Will pass your wisdom on to my son, and thank you for your advice.
Tax-chick, you are truly blessed. My husband and I wished so often that we had had the courage to have a quiver full. Alas, we only had four, and if we could have a “do-over”, we would have had as many as we could.
I miss my good husband so much now that he is no longer here. Appreciate yours every day, no matter how he might irritate you at a moment. When he is gone, you will miss his quirks more than you know.
I hope this young bride and groom know what a life-long challenge they face, once the excitement of the early years of marriage wears off.
The later years of marriage are so much more rewarding, if the couple can make it through/overcome the “middle-storm” of life.
Thank you for your prayers for my son & family. I pray constantly for them too.

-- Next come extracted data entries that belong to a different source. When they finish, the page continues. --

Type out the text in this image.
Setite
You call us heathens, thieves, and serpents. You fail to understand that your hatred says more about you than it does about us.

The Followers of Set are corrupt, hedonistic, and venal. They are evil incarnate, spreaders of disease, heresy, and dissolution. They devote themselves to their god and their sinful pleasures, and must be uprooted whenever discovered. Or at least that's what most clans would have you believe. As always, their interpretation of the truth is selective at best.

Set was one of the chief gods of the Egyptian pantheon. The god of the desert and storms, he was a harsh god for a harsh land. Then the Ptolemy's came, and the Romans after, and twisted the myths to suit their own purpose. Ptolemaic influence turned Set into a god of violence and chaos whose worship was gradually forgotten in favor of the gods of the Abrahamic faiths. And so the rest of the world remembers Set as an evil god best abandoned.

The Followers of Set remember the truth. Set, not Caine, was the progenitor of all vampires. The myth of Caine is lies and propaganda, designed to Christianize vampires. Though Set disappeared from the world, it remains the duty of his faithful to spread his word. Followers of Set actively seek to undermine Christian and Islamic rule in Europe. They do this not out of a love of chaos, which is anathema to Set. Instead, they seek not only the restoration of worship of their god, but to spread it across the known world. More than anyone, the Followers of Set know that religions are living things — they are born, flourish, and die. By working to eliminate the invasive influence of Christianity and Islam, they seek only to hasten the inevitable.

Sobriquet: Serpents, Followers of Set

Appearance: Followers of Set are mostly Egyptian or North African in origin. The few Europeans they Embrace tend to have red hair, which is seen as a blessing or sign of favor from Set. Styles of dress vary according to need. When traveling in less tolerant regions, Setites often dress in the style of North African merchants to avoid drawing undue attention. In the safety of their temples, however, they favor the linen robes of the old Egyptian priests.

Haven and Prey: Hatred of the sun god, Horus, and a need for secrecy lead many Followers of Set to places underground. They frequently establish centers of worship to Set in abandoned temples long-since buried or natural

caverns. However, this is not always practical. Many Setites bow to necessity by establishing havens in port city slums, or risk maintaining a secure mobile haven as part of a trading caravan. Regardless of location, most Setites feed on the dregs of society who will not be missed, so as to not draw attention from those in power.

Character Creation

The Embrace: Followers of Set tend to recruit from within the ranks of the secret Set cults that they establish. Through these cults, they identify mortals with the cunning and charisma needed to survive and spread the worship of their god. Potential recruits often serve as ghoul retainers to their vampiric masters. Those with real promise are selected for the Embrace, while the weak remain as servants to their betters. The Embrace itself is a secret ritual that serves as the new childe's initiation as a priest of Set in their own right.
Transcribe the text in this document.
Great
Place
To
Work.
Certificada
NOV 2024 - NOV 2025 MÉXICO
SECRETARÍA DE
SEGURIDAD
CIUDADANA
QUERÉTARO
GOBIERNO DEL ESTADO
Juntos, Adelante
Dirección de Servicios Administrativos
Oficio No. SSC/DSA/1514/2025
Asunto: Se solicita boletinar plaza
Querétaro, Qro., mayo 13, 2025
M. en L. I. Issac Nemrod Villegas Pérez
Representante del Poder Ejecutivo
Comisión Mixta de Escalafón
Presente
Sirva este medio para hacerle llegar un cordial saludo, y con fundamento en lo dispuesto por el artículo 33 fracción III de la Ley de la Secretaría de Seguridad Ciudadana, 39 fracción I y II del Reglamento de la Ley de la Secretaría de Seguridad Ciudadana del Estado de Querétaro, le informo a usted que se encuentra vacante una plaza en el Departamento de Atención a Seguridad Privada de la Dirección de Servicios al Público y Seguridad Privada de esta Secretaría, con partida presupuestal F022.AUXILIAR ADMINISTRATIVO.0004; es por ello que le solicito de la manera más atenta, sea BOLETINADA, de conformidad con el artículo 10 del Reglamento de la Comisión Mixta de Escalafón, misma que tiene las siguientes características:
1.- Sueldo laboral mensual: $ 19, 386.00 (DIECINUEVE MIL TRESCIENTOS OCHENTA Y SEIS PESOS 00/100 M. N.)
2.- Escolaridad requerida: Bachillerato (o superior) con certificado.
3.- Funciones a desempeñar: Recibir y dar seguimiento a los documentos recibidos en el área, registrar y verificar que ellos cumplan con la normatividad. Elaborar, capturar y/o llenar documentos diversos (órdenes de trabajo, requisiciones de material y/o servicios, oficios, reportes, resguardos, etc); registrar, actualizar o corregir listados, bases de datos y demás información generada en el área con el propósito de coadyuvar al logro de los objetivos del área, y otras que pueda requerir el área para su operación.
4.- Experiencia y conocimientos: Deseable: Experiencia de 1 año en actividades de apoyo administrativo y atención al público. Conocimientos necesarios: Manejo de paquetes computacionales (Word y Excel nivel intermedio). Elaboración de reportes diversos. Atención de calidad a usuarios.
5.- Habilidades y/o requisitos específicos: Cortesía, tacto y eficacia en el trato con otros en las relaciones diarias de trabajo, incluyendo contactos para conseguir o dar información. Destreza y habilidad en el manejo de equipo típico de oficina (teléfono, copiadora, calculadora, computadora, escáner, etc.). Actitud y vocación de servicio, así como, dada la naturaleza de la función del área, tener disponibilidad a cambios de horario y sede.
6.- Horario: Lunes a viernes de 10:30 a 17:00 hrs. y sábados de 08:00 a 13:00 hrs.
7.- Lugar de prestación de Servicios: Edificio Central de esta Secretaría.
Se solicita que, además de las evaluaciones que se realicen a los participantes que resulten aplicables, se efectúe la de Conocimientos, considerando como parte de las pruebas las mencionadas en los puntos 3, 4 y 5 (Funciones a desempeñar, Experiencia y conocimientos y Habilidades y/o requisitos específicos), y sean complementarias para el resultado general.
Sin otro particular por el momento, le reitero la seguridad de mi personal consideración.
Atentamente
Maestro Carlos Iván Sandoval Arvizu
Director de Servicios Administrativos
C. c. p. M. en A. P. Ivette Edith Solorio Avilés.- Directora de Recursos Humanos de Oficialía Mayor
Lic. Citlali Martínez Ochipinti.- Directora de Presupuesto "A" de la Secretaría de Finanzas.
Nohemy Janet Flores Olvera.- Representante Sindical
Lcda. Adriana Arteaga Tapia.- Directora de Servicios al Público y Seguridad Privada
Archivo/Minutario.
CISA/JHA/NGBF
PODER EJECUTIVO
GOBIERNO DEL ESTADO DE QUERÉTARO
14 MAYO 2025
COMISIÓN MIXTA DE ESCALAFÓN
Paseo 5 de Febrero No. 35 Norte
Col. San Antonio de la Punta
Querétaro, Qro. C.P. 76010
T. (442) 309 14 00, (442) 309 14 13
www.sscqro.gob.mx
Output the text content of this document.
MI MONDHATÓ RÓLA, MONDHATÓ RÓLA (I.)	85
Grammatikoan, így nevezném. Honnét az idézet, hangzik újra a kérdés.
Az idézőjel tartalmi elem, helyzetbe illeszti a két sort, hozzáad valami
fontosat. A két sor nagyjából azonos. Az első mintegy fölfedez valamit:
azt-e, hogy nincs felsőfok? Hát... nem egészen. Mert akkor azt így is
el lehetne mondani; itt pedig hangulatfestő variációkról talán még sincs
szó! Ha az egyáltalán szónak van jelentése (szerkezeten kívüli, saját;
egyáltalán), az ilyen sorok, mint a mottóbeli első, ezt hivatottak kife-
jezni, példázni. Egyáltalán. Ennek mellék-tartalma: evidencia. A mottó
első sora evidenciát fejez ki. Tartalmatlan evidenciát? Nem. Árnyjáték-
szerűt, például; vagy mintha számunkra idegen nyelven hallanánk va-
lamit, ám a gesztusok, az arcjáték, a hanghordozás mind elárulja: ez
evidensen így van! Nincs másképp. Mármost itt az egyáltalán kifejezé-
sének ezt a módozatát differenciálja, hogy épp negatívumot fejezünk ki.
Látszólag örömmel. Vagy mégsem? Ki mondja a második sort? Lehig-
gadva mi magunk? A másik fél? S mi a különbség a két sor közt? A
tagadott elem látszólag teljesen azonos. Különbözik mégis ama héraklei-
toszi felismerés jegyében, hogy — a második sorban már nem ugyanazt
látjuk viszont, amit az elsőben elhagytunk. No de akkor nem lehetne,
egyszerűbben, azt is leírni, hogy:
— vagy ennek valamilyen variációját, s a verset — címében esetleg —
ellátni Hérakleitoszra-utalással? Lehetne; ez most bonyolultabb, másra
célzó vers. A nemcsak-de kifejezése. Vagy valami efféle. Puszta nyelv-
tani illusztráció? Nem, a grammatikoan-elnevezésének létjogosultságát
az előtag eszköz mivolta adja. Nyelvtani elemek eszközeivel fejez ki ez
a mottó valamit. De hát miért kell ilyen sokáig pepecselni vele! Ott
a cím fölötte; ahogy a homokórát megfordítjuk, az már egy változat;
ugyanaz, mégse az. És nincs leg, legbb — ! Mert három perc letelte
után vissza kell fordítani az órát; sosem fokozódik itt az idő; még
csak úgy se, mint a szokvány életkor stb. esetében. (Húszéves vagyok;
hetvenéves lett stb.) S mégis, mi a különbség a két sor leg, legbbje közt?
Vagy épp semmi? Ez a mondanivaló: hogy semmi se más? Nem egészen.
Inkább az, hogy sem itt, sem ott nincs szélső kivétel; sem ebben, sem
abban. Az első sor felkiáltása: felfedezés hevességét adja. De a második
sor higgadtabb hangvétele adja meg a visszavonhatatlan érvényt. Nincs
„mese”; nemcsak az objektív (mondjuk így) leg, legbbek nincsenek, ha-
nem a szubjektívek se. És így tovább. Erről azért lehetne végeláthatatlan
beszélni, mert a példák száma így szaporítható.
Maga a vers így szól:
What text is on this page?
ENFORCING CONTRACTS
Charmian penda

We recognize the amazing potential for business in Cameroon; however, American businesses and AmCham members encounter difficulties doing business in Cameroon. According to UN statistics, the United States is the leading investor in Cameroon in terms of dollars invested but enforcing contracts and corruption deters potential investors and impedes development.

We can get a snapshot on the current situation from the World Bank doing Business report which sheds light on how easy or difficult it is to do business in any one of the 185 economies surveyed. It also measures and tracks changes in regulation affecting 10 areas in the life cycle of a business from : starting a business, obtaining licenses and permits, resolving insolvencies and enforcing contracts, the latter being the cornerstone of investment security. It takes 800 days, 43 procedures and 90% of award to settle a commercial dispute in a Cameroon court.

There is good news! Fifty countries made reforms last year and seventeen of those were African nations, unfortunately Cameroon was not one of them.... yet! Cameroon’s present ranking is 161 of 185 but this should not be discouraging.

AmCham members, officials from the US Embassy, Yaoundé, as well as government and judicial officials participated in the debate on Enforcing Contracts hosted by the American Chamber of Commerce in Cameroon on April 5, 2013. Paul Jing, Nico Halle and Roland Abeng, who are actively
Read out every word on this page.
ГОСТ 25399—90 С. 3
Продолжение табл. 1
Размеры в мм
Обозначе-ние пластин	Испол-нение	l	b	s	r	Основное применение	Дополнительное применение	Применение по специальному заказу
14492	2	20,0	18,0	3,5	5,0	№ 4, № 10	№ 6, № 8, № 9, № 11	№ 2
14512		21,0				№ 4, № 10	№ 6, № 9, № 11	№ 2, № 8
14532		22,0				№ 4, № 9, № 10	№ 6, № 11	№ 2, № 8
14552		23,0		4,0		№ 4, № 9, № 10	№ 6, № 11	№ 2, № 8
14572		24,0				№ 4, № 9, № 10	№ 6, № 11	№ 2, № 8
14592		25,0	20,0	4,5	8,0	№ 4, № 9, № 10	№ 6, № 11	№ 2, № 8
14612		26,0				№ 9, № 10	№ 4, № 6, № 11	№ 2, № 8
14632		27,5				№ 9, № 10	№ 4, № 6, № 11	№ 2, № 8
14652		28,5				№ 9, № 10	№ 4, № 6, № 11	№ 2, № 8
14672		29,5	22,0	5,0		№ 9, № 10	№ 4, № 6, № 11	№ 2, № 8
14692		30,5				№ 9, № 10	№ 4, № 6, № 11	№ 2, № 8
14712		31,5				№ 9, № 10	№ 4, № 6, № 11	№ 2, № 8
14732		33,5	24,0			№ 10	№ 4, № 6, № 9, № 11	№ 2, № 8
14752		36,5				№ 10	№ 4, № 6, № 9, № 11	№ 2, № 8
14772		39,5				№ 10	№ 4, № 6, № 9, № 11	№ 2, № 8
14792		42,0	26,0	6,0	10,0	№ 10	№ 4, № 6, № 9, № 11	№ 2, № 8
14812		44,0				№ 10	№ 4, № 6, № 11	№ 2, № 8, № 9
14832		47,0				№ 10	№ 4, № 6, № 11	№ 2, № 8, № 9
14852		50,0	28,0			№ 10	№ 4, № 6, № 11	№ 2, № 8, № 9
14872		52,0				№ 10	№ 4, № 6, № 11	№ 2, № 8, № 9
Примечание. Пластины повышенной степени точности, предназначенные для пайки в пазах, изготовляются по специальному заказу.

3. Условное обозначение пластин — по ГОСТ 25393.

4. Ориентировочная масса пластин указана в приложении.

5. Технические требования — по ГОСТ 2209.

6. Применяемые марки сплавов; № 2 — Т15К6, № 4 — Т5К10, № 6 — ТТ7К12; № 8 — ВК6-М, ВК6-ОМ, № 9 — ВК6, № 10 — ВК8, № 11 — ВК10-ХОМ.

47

Being close to 70 yrs old, I cant fathom why people do not get the concept that marriage isnt what you get from the relationship, but what you give to it.
God bless you. What a wonderful example of dedication to your husband.
Thank you for your prayers. Please say a special prayer for my daughter-in-law. Pray that she finds Him, and values the man who loves her, not the “stuff” he provides.
TL, thank you for your thoughtful post.
I am going to pray constantly for them both. They are both good parents, and it breaks my heart that after so many years, they seem to be so far apart.
It is a new shock to me, just learning about it 10 days ago. My son was afraid to tell me, because of the recent loss of his dad, my husband.
Reminds me of the old Morton’s salt label, but I pray this young couple has 75 years ahead of them, working through the droughts and torrential downpours, joking over hardships, saving up the good times to carry them across the hard times.
I pray and ask in Jesus’ name, that this couple be blessed by God, with faith in Him, then courage, patience, good will, tolerance, and forgiveness for each other’s faults.
I’m glad I’m not the only one who recognized those details!
Who gets married in January or February? I did in January and you in February. It, merely, shows we CAN ‘weather’ anything and will!
Suggest this book to your son. We've found it very insightful. (The Eldredges are popular Christian authors, and their books are in most libraries.)
My husband and I had almost the opposite issue to your daughter-in-law's: he wants to buy things, and I want him to make an effort at things, such as taking care of his pets instead of taking advantage of the knowledge that I'll do it rather than let them suffer. Buying stuff is easy. Paying attention and participating in my life is (it appears) a lot harder.
I was honestly surprised that he didn't agree to a "services contract" cohabitation, but actually wanted to have a relationship with me. It has to be the Holy Spirit at work!